Liverpool were the first to challenge Arsenal this way and Williams’ arrival from Everton, hitherto Arsenal’s bridesmaids, spurred them to the title in 2013 and 2014.

Then Liverpool seemed to lose interest to the extent that manager Matt Beard was thought to be taking team kit home to wash it. Beard left at the end of the season for US club Boston Breakers followed by American goalkeeper Libby Stout. Next England striker Natasha Dowie (who had joined from Everton with Williams), Icelandic midfielder Katrin Omarsdottir and veteran Becky Easton went to promoted Doncaster Rovers Belles. However, rivals expect fresh investment and some of the exodus is attributed to players tiring of the artificial pitch Liverpool share with Widnes’ rugby league team.

Whatever the motivation, the treble signing is a coup for Belles, one of the sport’s pioneer clubs with ambitious development plans. Faye Lygo, their chair, said: “We wanted to strengthen but also felt we had to make a statement, to show we were not going into WSL just to make up the numbers but to challenge.”

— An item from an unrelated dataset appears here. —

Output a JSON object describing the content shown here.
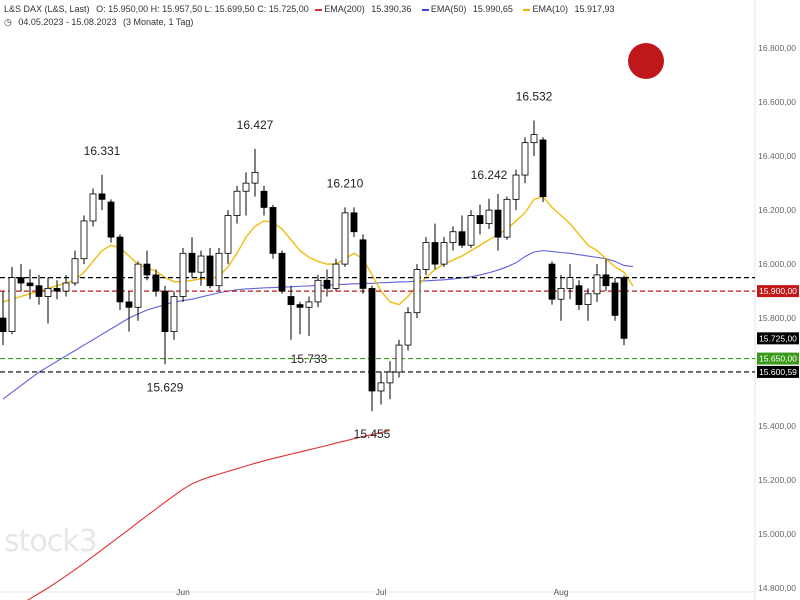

There is confidence, too, at Birmingham, who many expect to struggle after losing Carney. Manager David Parker said they, too, were integrating more closely with the men and were confident their acclaimed academy would continue to supply players.

With the WSL window open until March, more deals are being lined up but amid the excitement there is concern that agents, some with unrealistic demands, have appeared. The sport remains reliant on subsidies and realism must reign or bust will follow boom.